Pursuant to a request, I am starting a discussion for Evidence. Unlike the discussion for Con Law 2, I am starting this before my outline is completed. There are enough readers that know enough about different parts of the subject to help each other out. Further, consider this a gathering place, a bulletin board, for students to trade information on helpful suggestions. Because Loyola Law School has the most helpful students!
Update: (2006.12.18.01:50 PST) Goldman students: Here are notes from the review he had on Monday 4 December:
If the only evidence you have to support a theory of agency is the fact that the agent declared himself an agent, that is not admissible in any jurisdiction to prove its point; however, in federal court, if it has been admitted for other purposes, it is admissible as partial proof of agency
Present recollection refreshed vs. past recollection recorded
When can something be read into evidence, and when can it not? You can read into the record a past recollection recorded; if it is a present recollection refreshed, the refreshing document may not be read into the record on direct examination. A present recollection refreshed does not qualify as a past recollection recorded because one of the elements of a past recollection recorded is missing: that the person does not remember.
State of mind
California requires, for past state of mind, that the declarant is unavailable, and that there is high degree of trustworthiness (that the statement was what the declarant believed).
In the chart on state of mind, there is a mistake. Where it talks about “future conduct by someone other than declarant”, change CEC 1251(b) to CEC 1250(b). Actually, scratch it out. It should be “yes, according to case law”.
You always have to authenticate. For example, a business record needs to be authenticated before you can even object to it as hearsay, much less claim an exception for business records. If a witness does not authenticate a writing as hers, you can still authenticate in some other way, for example by using a handwriting expert.
California doesn’t follow a strict collateral rule like the federal courts. California pretty much only goes by CEC 352, so it’s a case-by-case determination.
Gossip is not included.
Prior inconsistent statements
California seems to have the most flexible rules, allowing a court to keep a witness on call after examination. This may consume a lot of time, but California is more concerned with fairness.

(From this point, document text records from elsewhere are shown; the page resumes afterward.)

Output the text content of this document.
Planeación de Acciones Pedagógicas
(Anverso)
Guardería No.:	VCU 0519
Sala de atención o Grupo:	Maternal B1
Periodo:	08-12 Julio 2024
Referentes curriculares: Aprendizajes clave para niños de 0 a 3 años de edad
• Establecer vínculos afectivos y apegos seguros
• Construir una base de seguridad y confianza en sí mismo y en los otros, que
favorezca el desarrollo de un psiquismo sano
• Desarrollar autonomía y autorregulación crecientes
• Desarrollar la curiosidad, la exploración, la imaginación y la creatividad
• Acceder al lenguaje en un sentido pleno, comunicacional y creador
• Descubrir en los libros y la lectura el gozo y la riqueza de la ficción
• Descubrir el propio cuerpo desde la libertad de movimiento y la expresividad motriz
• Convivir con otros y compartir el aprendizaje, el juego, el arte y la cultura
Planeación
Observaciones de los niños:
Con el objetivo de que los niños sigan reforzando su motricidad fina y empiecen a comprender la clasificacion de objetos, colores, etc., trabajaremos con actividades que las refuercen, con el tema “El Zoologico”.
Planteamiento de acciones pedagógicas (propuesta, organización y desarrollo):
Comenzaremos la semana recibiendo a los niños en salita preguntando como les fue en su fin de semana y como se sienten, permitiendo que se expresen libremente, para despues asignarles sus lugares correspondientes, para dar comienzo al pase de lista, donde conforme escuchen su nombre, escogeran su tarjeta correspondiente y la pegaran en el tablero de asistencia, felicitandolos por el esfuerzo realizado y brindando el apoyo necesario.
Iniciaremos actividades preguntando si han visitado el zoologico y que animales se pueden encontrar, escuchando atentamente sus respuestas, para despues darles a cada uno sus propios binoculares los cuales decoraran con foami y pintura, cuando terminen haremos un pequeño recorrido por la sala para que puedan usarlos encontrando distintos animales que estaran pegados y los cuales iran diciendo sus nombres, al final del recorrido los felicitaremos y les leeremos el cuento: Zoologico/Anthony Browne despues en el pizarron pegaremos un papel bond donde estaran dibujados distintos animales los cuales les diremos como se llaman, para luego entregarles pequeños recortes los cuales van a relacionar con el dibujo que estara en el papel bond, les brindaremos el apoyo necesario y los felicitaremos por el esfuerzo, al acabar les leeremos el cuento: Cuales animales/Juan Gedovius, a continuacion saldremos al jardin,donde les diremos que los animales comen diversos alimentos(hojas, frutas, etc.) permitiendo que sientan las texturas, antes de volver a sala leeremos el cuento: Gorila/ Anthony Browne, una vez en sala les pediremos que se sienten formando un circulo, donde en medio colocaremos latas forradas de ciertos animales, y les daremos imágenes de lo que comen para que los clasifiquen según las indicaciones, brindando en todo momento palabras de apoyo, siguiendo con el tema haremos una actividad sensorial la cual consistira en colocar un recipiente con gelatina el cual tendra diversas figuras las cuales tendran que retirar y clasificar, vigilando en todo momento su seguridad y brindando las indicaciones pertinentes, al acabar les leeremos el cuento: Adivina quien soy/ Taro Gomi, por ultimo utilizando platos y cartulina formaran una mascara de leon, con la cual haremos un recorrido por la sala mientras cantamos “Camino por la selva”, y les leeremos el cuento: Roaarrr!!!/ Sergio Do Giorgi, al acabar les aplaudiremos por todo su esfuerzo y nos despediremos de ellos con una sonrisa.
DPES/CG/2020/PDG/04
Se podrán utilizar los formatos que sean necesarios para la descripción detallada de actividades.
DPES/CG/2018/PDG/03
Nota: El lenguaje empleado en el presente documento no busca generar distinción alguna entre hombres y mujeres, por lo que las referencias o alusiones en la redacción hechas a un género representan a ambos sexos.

Statements identifying a person
If a witness has identified a person, but subsequently claims not to remember, is that a consistency issue? Is there a problem with the prior identification? There is no problem; in fact, if the identification has been made, there’s no point to try to establish the identification again. By the way, there is no requirement that the prior identification have been made under oath.
Prior consistent statements
In federal rules and common law, there is only one trigger—an allegation of “recent fabrication”; in California, there are two triggers—an allegation of “recent fabrication” and prior inconsistent statement.
Best evidence rule
If a doctor looks at an X-ray and also determines from other methods that his patient had a broken leg, is his testimony that the patient had a broken leg admissible? It may be. In order to exclude this, we’d have to isolate his diagnosis to the X-ray alone, triggering the best evidence rule.
Do they have to be to the other party? No, they can be to anybody.